Альдо, как всегда, предпочел английский стиль – твидовый костюм, габардиновое пальто, каскетка. Адальбер нарядился в черный баскский берет, высокие ботинки на толстой подошве и просторное пальто "Берберри" с теплой подстежкой.

– Испугался, что нас будут принимать за близнецов? – поинтересовался Альдо, критически обозрев головной убор друга.

– Нет, не захотел красоваться в тирольской шляпе с кисточкой, – не остался в долгу Адальбер.

Альдо чувствовал себя неуютно, оставив привычные для него мелочи в сейфе неумолимого Ланглуа: золотой портсигар с монограммой и гербом, бумажник из крокодиловой кожи с княжеской короной, перстень с печаткой из сардоникса и тоже с гербом. Он с ними никогда не расставался. Оставлено ему было только обручальное кольцо.

– У меня такое ощущение, что меня раздели, – пожаловался он Адальберу.

– Ничего, тебе не повредит пожить немного, как простой человек. Ланглуа знает, что делает. Мы должны на коленях благодарить его за помощь. Похоже, он доверяет нам безгранично. Исчезновение План-Крепен и Соважоля, который не подает признаков жизни, беспокоит его тем больше, что атмосфера на франко-швейцарской границе, судя по его сведениям, какая-то странная.

– Остается узнать, в чем состоит эта "странность". Мне кажется, Ланглуа и сам этого не знает.

– Попробуем подлить масла в его лампу.

Друзья пообедали в Дижоне и добрались до Понтарлье уже в сумерках. Им не составило труда отыскать гостиницу "Почтовая", самую старую и самую лучшую в городе, чья репутация была вполне заслуженной. Им порекомендовал ее Ланглуа, но и без его рекомендации мужчины выбрали бы это прибежище и не пожелали для себя ничего лучшего. Погода – снег с дождем, грозящими туманом и чуть ли не зимним холодом, никого не могла порадовать. А тут еще целый день за рулем. Неудивительно, что в гостиницу они вошли полумертвые от усталости.

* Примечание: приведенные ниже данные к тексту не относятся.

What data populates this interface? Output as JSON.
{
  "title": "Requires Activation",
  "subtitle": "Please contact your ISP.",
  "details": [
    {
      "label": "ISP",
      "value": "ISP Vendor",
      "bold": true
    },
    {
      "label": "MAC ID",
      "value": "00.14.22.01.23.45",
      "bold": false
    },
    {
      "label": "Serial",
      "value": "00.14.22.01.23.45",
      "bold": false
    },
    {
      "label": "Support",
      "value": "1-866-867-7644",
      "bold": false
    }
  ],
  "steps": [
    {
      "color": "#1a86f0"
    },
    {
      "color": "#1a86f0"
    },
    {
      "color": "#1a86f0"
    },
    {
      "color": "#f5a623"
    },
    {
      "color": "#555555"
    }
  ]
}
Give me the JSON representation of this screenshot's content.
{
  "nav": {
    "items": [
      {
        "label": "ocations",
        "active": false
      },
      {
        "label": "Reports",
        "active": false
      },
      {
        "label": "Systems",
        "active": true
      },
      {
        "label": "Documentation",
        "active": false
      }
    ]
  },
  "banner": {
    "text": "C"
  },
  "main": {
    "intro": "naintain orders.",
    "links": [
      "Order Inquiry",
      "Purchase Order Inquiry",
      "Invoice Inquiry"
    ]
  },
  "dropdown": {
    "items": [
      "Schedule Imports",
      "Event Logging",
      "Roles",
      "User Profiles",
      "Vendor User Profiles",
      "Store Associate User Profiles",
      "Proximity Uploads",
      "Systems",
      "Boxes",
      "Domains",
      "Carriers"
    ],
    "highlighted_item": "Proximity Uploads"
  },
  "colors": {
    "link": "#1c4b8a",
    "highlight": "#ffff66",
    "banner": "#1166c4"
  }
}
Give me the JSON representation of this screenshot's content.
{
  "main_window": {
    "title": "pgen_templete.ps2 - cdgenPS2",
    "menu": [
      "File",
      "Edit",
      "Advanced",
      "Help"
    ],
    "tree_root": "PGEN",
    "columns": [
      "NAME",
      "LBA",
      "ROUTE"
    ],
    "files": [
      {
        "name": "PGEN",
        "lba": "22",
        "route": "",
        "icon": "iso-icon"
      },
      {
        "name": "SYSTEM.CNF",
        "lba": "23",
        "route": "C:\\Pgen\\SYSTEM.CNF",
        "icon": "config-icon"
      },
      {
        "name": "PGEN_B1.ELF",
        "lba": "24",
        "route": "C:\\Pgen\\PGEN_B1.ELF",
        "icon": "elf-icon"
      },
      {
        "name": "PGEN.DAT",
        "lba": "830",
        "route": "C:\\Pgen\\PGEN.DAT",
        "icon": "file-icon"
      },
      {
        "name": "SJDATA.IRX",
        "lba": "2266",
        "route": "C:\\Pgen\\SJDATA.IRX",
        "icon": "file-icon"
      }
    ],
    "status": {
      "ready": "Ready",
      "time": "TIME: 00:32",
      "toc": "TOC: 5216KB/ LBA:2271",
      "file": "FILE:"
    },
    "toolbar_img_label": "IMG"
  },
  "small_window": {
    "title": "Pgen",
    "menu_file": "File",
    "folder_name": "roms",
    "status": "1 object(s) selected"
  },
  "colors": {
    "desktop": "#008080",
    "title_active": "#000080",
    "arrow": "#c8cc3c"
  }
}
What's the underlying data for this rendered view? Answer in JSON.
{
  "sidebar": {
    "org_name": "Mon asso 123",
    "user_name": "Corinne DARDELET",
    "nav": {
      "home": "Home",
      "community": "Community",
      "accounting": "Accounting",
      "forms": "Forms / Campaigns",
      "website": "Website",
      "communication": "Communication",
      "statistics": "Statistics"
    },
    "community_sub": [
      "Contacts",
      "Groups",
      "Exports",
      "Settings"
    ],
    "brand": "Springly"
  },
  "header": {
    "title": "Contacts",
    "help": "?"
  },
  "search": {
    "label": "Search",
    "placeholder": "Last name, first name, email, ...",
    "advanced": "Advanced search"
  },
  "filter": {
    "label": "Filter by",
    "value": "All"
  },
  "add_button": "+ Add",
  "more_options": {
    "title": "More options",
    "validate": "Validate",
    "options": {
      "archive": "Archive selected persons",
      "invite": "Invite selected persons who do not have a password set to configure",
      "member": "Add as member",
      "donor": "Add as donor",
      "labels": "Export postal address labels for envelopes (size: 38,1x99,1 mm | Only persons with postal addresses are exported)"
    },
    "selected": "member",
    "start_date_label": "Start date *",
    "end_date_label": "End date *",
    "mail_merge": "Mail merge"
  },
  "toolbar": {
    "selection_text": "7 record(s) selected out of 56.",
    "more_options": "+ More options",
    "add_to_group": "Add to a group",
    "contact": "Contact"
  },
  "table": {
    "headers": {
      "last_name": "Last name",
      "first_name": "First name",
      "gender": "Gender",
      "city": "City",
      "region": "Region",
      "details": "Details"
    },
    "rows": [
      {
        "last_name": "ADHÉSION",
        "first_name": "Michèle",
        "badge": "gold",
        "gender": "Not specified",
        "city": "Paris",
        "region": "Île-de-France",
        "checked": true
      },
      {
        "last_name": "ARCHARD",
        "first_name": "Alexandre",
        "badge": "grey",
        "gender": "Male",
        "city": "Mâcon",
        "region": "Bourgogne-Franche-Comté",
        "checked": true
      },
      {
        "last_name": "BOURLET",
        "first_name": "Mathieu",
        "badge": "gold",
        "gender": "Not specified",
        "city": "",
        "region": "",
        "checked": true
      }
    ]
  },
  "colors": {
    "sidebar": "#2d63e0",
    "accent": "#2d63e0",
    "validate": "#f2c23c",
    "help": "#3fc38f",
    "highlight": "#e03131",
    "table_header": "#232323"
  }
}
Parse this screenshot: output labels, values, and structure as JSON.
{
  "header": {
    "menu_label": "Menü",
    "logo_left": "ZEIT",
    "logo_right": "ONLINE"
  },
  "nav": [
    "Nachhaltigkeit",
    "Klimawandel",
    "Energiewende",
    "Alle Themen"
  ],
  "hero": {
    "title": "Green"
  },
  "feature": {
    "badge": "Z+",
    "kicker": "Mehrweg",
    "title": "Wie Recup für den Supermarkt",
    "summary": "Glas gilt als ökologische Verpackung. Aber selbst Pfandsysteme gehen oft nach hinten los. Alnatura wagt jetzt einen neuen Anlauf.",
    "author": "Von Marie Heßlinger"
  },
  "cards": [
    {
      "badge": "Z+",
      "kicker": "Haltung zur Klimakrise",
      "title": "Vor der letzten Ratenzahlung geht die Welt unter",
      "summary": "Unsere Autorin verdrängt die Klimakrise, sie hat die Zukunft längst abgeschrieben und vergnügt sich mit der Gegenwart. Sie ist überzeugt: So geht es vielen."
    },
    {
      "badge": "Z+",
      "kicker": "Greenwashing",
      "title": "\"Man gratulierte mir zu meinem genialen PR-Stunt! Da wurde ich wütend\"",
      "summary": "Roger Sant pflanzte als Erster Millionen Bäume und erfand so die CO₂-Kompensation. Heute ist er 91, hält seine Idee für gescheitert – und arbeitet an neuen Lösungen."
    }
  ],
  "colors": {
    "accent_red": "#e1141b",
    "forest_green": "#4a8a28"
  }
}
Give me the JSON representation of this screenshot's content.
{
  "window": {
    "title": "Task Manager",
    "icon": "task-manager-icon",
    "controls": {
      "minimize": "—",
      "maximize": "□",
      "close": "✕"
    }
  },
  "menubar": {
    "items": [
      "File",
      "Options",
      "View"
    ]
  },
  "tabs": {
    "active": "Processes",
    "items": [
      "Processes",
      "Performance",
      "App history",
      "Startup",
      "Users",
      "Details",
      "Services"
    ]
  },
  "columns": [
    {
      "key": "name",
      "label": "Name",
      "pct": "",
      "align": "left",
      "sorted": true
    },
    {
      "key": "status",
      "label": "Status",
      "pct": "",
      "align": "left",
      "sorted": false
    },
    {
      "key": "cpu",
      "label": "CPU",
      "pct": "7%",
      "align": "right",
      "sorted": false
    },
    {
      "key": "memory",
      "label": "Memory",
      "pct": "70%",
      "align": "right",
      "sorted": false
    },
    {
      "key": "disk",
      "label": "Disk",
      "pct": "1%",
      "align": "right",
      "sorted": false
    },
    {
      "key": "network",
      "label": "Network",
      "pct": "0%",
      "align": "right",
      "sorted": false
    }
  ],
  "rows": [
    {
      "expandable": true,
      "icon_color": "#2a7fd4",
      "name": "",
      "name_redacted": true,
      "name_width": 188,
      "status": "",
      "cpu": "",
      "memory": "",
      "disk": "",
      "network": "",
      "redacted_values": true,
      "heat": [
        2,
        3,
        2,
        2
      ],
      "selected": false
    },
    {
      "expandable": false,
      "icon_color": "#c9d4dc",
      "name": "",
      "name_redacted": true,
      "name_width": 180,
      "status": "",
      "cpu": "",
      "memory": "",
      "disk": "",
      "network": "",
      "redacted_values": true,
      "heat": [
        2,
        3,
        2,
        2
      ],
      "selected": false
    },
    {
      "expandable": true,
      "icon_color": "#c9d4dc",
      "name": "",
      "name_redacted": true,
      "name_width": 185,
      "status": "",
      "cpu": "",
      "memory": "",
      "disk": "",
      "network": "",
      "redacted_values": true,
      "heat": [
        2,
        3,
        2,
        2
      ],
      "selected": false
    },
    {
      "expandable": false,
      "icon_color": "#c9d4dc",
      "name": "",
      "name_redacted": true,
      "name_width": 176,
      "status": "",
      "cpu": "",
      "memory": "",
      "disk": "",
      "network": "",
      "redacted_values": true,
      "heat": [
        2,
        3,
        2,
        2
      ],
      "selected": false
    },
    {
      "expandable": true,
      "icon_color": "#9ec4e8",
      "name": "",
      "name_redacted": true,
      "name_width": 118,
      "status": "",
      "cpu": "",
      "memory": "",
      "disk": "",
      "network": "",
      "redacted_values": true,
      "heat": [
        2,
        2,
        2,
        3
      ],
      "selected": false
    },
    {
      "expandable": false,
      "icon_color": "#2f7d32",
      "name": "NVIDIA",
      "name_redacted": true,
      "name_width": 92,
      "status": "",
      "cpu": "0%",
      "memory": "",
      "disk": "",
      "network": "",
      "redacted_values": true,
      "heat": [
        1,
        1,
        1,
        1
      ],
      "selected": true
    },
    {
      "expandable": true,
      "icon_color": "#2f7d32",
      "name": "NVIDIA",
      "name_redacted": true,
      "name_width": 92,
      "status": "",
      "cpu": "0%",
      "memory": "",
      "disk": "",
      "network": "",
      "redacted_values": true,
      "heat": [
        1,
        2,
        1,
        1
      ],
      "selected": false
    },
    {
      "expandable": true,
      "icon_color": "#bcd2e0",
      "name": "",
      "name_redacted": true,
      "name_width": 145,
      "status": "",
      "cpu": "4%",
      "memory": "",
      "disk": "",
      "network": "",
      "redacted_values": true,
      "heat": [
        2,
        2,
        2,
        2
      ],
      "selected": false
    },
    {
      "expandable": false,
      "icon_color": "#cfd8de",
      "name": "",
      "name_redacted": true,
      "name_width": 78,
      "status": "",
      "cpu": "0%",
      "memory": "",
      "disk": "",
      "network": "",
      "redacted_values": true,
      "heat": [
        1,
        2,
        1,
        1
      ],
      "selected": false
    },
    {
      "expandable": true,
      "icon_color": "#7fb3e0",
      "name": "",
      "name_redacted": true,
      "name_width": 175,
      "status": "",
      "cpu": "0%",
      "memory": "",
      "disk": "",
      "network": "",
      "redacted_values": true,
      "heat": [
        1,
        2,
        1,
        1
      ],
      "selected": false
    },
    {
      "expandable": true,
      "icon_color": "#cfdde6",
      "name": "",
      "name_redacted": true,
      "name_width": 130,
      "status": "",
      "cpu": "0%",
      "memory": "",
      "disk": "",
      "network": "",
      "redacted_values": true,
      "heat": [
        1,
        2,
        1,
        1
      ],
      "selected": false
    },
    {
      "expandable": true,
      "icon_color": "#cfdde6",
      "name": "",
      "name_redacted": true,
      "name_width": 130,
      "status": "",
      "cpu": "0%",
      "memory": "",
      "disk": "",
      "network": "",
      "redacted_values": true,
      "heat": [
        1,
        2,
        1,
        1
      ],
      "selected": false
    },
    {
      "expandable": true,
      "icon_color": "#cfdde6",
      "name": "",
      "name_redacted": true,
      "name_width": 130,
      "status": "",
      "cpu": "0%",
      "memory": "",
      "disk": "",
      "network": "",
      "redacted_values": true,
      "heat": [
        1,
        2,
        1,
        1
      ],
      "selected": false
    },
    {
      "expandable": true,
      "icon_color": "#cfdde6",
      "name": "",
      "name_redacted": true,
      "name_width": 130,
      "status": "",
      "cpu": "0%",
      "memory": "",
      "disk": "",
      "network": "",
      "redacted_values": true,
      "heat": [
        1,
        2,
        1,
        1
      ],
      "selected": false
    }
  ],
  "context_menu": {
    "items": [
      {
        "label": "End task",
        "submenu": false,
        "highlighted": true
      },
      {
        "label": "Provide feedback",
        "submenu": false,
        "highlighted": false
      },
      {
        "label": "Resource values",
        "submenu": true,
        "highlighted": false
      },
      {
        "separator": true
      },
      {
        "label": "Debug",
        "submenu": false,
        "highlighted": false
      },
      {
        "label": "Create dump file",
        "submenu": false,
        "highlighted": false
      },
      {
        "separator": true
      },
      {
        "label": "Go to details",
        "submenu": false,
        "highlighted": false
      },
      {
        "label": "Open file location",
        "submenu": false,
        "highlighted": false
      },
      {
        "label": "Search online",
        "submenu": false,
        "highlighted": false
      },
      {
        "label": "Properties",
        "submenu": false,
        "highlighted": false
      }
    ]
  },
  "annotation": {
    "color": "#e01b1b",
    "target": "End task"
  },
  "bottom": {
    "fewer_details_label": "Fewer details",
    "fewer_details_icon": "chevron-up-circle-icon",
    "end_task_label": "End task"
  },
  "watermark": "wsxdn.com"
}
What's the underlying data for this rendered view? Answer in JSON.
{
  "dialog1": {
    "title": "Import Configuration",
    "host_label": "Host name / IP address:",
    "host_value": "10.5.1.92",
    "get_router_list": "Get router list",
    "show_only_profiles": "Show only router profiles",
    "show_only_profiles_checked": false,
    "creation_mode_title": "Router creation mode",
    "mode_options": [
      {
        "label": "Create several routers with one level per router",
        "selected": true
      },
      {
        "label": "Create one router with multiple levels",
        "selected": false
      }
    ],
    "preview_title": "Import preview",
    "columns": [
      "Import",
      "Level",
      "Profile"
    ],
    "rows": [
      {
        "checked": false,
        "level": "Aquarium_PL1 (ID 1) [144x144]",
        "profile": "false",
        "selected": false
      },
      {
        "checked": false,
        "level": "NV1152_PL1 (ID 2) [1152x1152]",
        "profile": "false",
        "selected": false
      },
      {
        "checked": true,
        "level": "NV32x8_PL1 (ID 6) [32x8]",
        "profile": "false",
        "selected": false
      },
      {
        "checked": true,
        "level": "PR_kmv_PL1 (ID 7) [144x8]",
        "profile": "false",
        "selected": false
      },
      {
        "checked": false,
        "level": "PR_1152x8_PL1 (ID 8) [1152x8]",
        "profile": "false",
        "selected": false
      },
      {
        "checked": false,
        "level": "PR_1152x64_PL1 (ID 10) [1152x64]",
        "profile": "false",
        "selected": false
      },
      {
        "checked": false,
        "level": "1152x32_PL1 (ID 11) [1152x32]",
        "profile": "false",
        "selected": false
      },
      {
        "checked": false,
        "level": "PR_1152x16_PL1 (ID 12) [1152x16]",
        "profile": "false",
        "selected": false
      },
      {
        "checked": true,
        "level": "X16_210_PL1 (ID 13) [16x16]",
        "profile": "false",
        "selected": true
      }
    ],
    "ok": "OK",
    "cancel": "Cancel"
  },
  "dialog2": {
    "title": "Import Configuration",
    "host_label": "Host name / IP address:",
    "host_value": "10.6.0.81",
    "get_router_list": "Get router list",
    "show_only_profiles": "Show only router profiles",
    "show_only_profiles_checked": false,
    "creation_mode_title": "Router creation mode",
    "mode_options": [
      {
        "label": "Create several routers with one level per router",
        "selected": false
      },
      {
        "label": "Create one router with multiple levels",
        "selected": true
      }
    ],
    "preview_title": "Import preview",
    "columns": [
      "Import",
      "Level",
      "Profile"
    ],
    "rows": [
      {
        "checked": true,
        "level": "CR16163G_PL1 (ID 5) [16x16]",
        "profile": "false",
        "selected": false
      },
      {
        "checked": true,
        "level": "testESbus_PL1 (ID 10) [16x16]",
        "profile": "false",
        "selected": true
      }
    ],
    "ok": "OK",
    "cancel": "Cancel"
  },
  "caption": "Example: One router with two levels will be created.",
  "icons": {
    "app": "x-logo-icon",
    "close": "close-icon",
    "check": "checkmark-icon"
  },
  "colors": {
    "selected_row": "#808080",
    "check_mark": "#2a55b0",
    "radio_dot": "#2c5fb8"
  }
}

Начало марта мало отличалось от морозного декабря, и с тем большим удовольствием они получили по удобной комнате с центральным отоплением и душем. Была там и ванная, но общая для всего этажа, так что даже Альдо, обожавший наслаждаться теплой водой с лавандой, куря сигарету за сигаретой, предпочел душ, сначала горячий, потом ледяной, который неимоверно взбодрил его. В просторную столовую они вошли энергичным шагом, обрадовались старинному камину, в котором горели дрова, и выбрали себе столик неподалеку от огня.

Добрую славу заведения подтверждали занятые столики, свободных почти что не было, сидели за ними мужчины в ожидании вкусного ужина. Все были заняты разговорами, поэтому вновь прибывшие могли спокойно рассмотреть посетителей. К своему удивлению, они заметили в зале инспектора Дюрталя, который тоже, неведомо, по какой причине, не подавал признаков жизни и ничего не сообщал Ланглуа. Впрочем, сам инспектор не обратил на вошедших никакого внимания. Ну что ж, тем лучше!

– Займемся местными деликатесами, – радостно заявил Адальбер, потирая руки. У него всегда улучшалось настроение перед накрытым столом.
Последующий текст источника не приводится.